Musik als Medium der Gefühle
Konny Hanrath-Elsen versucht ihren Klienten mithilfe von Musik ein tieferes Bewusstsein und vor allem Akzeptanz von negativen Erfahrungen zu vermitteln. Die Instrumente dienen dabei als Medium der Gefühle, die mit Worten nicht beschrieben werden können – sei es aus Angst oder aus Ungeübtheit. Die Instrumente verschaffen eine Art Distanz und erleichtern den Gefühlsausdruck. Spielt der Klient selbst das Instrument, spricht man von aktiver Musiktherapie. Bei der passiven Musiktherapie reagiert er auf die Musik, indem er beispielsweise ein Bild malt. So oder so geht es darum, seinen Gefühlen freien Lauf zu lassen, anstatt sie still herunterzuschlucken. Konny Hanrath-Elsen unterstützt diesen Prozess, indem sie genauer danach fragt, wie es im Inneren ihres Gegenübers aussieht. Können Ängste oder Wut mal nicht in Worte gefasst werden, so klimpert man entweder traurig ein paar Tonfolgen leise auf dem Klavier, oder schlägt wütend gegen eine Trommel – Hauptsache die innere Verfassung bekommt eine Stimme und wird erhört.

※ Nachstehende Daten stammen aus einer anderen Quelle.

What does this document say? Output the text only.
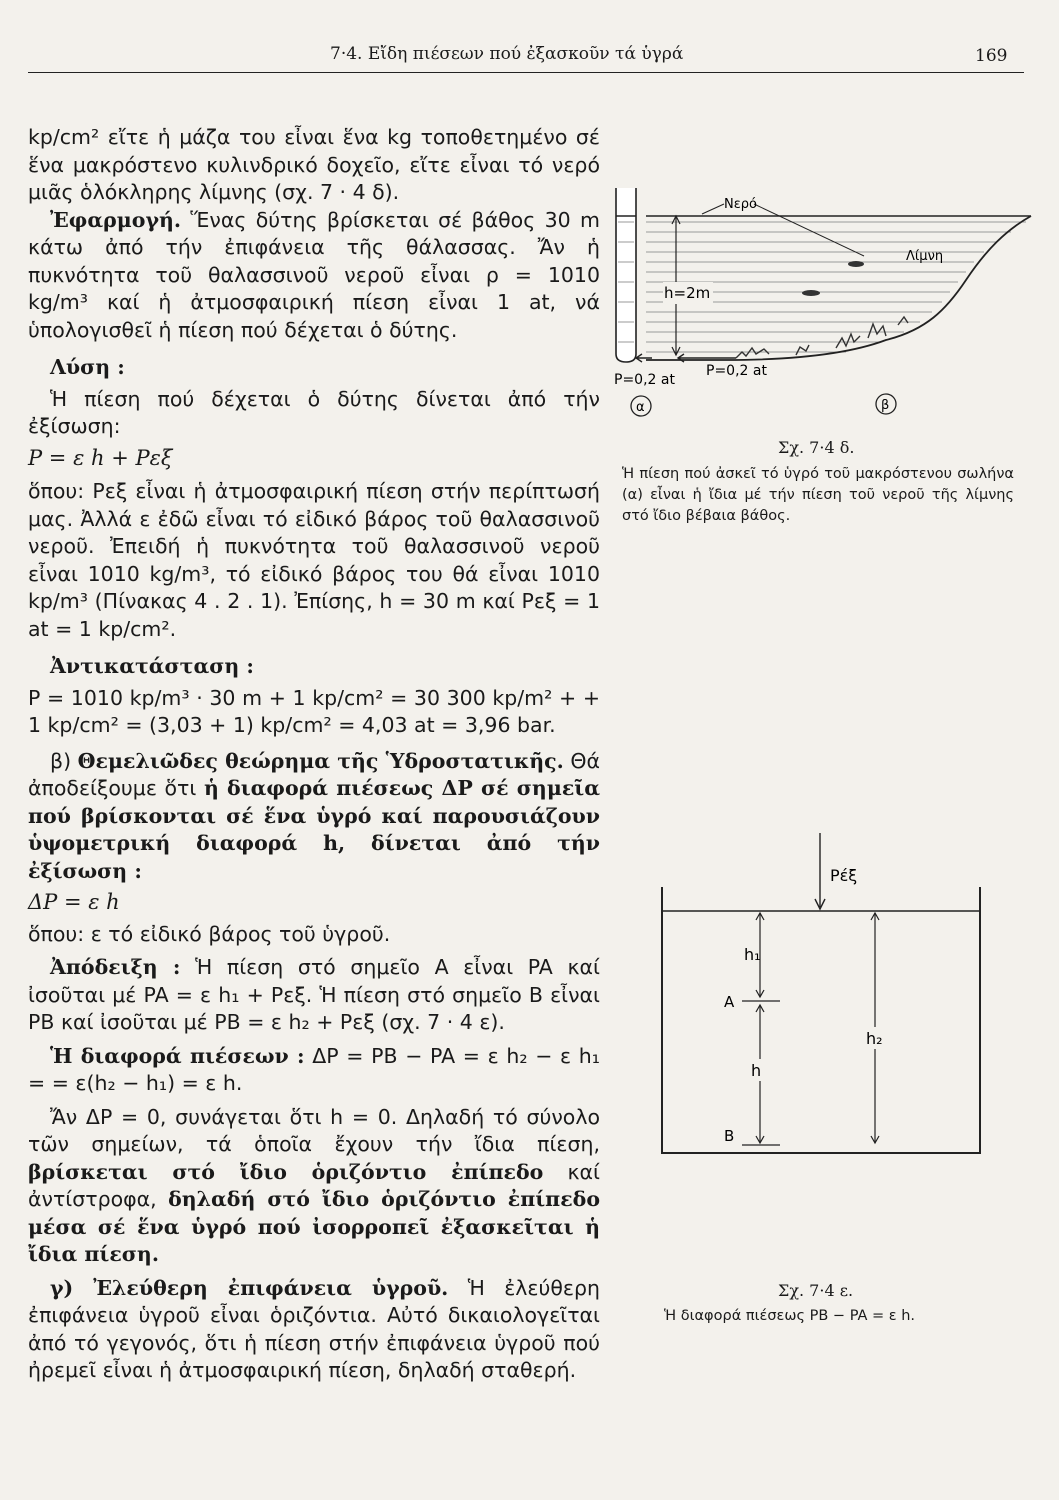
7·4. Εἴδη πιέσεων πού ἐξασκοῦν τά ὑγρά	169

kp/cm² εἴτε ἡ μάζα του εἶναι ἕνα kg τοποθετημένο σέ ἕνα μακρόστενο κυλινδρικό δοχεῖο, εἴτε εἶναι τό νερό μιᾶς ὁλόκληρης λίμνης (σχ. 7 · 4 δ).

Ἐφαρμογή. Ἕνας δύτης βρίσκεται σέ βάθος 30 m κάτω ἀπό τήν ἐπιφάνεια τῆς θάλασσας. Ἄν ἡ πυκνότητα τοῦ θαλασσινοῦ νεροῦ εἶναι ρ = 1010 kg/m³ καί ἡ ἀτμοσφαιρική πίεση εἶναι 1 at, νά ὑπολογισθεῖ ἡ πίεση πού δέχεται ὁ δύτης.

Λύση :

Ἡ πίεση πού δέχεται ὁ δύτης δίνεται ἀπό τήν ἐξίσωση:

P = ε h + Pεξ

ὅπου: Pεξ εἶναι ἡ ἀτμοσφαιρική πίεση στήν περίπτωσή μας. Ἀλλά ε ἐδῶ εἶναι τό εἰδικό βάρος τοῦ θαλασσινοῦ νεροῦ. Ἐπειδή ἡ πυκνότητα τοῦ θαλασσινοῦ νεροῦ εἶναι 1010 kg/m³, τό εἰδικό βάρος του θά εἶναι 1010 kp/m³ (Πίνακας 4 . 2 . 1). Ἐπίσης, h = 30 m καί Pεξ = 1 at = 1 kp/cm².

Ἀντικατάσταση :

P = 1010 kp/m³ · 30 m + 1 kp/cm² = 30 300 kp/m² + + 1 kp/cm² = (3,03 + 1) kp/cm² = 4,03 at = 3,96 bar.

β) Θεμελιῶδες θεώρημα τῆς Ὑδροστατικῆς. Θά ἀποδείξουμε ὅτι ἡ διαφορά πιέσεως ΔP σέ σημεῖα πού βρίσκονται σέ ἕνα ὑγρό καί παρουσιάζουν ὑψομετρική διαφορά h, δίνεται ἀπό τήν ἐξίσωση :

ΔP = ε h

ὅπου: ε τό εἰδικό βάρος τοῦ ὑγροῦ.

Ἀπόδειξη : Ἡ πίεση στό σημεῖο Α εἶναι PA καί ἰσοῦται μέ PA = ε h₁ + Pεξ. Ἡ πίεση στό σημεῖο Β εἶναι PB καί ἰσοῦται μέ PB = ε h₂ + Pεξ (σχ. 7 · 4 ε).

Ἡ διαφορά πιέσεων : ΔP = PB − PA = ε h₂ − ε h₁ = = ε(h₂ − h₁) = ε h.

Ἄν ΔP = 0, συνάγεται ὅτι h = 0. Δηλαδή τό σύνολο τῶν σημείων, τά ὁποῖα ἔχουν τήν ἴδια πίεση, βρίσκεται στό ἴδιο ὁριζόντιο ἐπίπεδο καί ἀντίστροφα, δηλαδή στό ἴδιο ὁριζόντιο ἐπίπεδο μέσα σέ ἕνα ὑγρό πού ἰσορροπεῖ ἐξασκεῖται ἡ ἴδια πίεση.

γ) Ἐλεύθερη ἐπιφάνεια ὑγροῦ. Ἡ ἐλεύθερη ἐπιφάνεια ὑγροῦ εἶναι ὁριζόντια. Αὐτό δικαιολογεῖται ἀπό τό γεγονός, ὅτι ἡ πίεση στήν ἐπιφάνεια ὑγροῦ πού ἠρεμεῖ εἶναι ἡ ἀτμοσφαιρική πίεση, δηλαδή σταθερή.

Νερό
Λίμνη
h=2m
P=0,2 at
P=0,2 at
α	β
Σχ. 7·4 δ.
Ἡ πίεση πού ἀσκεῖ τό ὑγρό τοῦ μακρόστενου σωλήνα (α) εἶναι ἡ ἴδια μέ τήν πίεση τοῦ νεροῦ τῆς λίμνης στό ἴδιο βέβαια βάθος.
Pέξ
h₁
A
h
B
h₂
Σχ. 7·4 ε.
Ἡ διαφορά πιέσεως PB − PA = ε h.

Auch Susanne fällt es schwer, von ihrem Vater zu erzählen. Sie weiß nicht recht, ihre Gefühle in Worten auszudrücken. Vielleicht gibt es auch gar keine Worte für das, was der neunzehnjährigen Studentin auf der Seele sitzt. So wie es für viele Empfindungen und Erlebnisse einfach keine Worte gibt. Aber mit der Musik finden ihre Wut und ihre Trauer doch noch einen Weg nach draußen.